Regardless of the “whys” behind the numbers, one thing is clear: single people have unique legal needs. When an unmarried person becomes incapacitated or dies, there’s often no obvious go-to person, such as a spouse, to take the reigns of their affairs. As a result, it’s crucial for single people to protet themselves and their assets, using some or all of the following:
1. Will. Okay, so this one should be obvious. But you’d be surprised how many single people–especially young singles–put this off, thinking it’s only for people with kids or significant assets. But unless you’re fine with the Virginia Code determining who receives your money and property, a will is a must-have.
2. Durable Power of Attorney (POA). This document designates a person (called an “agent”) of your choice to manage your financial affairs. A POA can cover long-term situations such as a chronic or terminal illness, or much less serious situations, like a temporary illness or injury. POA’s in Virginia are fully customizable to give your agent as much–or as little–power as you want.
3. Living Will. Most people know what a living will is, but again, many put off making one. Simply put, a living will directs your health care providers to withold medical care if such care would only prolong the dying process. Without a living will, you may be leaving crucial decisions to family members who are unaware of, or do not respect, your wishes.
4. Medical POA/Advance Medical Directive. Like a durable POA, a Medical POA names an agent to make health care decisions for you when you can’t make them yourself. It’s important to clearly authorize someone you trust to act on your behalf, especially if you anticipate family members or significant others to clash over your care.

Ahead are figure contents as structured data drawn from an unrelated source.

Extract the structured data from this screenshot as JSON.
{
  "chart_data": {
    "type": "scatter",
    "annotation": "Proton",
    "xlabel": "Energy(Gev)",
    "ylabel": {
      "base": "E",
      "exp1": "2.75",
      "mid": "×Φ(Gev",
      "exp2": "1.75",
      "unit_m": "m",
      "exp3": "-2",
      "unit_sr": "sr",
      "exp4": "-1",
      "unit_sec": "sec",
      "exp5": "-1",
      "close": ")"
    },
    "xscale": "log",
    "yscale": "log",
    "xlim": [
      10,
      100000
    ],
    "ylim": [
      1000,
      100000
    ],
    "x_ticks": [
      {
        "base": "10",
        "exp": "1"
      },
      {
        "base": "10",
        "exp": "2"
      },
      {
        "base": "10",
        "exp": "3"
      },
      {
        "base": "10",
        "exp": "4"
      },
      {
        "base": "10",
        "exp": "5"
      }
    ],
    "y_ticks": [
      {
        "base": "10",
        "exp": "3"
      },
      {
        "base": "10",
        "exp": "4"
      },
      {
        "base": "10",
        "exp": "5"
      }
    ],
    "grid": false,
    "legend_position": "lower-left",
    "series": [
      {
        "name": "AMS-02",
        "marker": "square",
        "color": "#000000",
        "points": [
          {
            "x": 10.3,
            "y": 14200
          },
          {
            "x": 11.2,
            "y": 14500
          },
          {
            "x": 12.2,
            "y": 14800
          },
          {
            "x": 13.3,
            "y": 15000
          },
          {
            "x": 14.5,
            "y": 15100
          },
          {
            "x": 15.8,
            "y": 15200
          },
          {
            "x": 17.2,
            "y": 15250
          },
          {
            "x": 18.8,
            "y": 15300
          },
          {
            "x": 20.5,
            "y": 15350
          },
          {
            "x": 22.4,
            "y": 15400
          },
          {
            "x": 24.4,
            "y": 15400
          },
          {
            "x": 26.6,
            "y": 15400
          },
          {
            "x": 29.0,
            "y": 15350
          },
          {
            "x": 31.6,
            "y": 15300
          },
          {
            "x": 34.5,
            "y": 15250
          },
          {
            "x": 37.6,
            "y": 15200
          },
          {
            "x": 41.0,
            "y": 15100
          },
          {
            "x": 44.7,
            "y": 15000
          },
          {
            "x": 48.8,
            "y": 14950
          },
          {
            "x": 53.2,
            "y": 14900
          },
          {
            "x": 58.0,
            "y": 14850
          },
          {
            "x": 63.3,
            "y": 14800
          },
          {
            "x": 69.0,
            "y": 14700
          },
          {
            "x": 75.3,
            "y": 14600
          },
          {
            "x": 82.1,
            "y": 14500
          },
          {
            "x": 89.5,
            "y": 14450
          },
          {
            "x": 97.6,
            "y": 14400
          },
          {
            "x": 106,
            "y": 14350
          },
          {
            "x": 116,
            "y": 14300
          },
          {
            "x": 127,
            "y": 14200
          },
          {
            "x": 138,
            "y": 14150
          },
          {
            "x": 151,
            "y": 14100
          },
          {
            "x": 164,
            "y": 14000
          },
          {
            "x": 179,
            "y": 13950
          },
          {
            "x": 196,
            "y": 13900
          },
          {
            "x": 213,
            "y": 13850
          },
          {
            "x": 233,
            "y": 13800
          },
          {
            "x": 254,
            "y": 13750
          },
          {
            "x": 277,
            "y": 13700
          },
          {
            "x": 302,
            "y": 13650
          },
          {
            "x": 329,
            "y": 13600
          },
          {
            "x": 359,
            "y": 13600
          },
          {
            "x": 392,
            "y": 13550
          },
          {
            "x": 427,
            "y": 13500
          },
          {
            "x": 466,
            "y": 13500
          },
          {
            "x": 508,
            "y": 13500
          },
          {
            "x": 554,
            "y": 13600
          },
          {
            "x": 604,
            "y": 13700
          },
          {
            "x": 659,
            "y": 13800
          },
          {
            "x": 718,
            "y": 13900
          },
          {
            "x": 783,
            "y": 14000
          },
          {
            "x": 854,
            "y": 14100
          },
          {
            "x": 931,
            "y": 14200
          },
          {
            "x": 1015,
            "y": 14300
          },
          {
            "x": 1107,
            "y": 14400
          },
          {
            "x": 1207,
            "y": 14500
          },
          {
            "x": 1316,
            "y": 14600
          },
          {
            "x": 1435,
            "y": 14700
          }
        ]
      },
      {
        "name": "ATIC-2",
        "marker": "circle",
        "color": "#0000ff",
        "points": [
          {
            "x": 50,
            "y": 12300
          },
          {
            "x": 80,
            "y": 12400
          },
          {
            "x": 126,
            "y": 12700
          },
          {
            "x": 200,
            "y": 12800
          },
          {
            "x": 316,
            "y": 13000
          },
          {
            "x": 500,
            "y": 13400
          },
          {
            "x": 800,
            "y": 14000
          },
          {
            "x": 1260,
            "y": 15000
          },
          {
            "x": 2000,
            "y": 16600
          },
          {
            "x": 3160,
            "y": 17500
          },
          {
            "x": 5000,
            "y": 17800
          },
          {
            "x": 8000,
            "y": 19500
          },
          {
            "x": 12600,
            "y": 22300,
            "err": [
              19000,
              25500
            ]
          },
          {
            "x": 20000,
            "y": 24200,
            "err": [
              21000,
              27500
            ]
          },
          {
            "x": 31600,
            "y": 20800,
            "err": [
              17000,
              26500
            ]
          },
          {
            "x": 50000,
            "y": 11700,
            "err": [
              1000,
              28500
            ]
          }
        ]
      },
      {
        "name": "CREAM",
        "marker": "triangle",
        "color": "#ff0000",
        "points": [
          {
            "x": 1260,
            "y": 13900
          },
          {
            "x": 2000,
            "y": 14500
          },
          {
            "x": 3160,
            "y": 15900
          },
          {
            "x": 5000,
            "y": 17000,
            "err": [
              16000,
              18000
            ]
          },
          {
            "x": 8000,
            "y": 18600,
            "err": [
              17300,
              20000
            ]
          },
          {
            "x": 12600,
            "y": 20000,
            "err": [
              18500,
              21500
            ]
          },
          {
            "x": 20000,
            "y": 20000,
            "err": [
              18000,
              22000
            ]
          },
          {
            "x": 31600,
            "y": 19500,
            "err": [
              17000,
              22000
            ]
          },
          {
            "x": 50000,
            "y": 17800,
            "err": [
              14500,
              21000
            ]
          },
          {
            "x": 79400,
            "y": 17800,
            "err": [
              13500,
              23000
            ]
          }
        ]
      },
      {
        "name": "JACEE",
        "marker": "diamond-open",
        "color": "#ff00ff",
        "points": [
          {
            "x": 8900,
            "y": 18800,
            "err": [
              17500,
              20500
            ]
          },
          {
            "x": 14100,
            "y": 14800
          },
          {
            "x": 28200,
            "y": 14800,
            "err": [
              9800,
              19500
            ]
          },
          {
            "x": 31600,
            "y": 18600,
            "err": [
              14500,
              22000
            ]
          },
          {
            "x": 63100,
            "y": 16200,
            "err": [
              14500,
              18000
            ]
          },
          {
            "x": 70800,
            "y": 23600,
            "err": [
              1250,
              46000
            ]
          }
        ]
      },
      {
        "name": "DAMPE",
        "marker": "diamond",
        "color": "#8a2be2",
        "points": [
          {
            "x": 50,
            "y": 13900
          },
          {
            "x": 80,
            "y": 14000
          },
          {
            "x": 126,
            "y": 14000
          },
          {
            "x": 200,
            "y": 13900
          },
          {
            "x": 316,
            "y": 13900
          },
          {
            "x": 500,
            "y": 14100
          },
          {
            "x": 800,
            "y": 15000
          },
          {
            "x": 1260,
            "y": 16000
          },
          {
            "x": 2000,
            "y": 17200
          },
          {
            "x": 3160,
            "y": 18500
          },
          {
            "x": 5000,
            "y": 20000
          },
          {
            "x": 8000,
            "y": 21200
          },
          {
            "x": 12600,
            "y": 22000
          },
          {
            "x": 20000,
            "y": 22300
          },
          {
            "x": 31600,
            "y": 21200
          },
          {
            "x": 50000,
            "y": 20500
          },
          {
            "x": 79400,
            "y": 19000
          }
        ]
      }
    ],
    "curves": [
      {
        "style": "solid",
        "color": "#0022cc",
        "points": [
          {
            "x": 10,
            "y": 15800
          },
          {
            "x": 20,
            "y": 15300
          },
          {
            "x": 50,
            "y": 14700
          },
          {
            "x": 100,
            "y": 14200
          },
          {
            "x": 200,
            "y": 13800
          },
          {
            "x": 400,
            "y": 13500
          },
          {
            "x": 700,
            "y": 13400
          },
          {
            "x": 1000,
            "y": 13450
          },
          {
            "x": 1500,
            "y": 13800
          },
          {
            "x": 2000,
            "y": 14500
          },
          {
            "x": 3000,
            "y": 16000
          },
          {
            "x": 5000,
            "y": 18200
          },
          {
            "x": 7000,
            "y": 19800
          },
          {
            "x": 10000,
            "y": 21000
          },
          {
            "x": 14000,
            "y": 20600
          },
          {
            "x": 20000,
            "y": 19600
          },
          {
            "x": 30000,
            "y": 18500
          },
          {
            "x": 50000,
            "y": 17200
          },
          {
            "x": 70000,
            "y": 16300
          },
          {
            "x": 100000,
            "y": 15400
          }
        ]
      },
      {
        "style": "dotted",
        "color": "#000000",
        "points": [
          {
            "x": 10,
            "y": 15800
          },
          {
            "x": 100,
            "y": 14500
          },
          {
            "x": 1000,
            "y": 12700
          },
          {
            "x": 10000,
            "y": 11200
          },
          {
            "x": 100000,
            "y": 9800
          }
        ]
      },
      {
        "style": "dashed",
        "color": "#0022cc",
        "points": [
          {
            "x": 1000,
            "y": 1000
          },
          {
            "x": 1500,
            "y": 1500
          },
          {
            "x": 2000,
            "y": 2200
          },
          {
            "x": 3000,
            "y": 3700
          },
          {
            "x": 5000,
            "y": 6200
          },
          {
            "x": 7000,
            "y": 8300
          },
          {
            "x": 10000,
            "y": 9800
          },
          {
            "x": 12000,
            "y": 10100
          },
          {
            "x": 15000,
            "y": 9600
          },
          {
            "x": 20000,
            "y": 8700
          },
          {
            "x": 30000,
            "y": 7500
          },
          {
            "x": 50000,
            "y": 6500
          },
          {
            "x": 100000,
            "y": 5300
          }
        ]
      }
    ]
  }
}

5. HIPPA Waiver/Authorization. This one’s a little less obvious. Most of us know it only as the nuisance form we sign at the doctor’s office. This document authorizes your health care provider to release information to the people you choose. For single people, this form is necessary if you want a significant other or friend to be able to discuss your care with a doctor. Rather than signing waivers piecemeal, for each doctor, you can sign a blanket waiver that can be presented to all providers.
The above list isn’t exhaustive, and based on your situation, different documents may better protect you. The only way to be sure you’ve got your bases covered is to consult with a licensed Virginia attorney.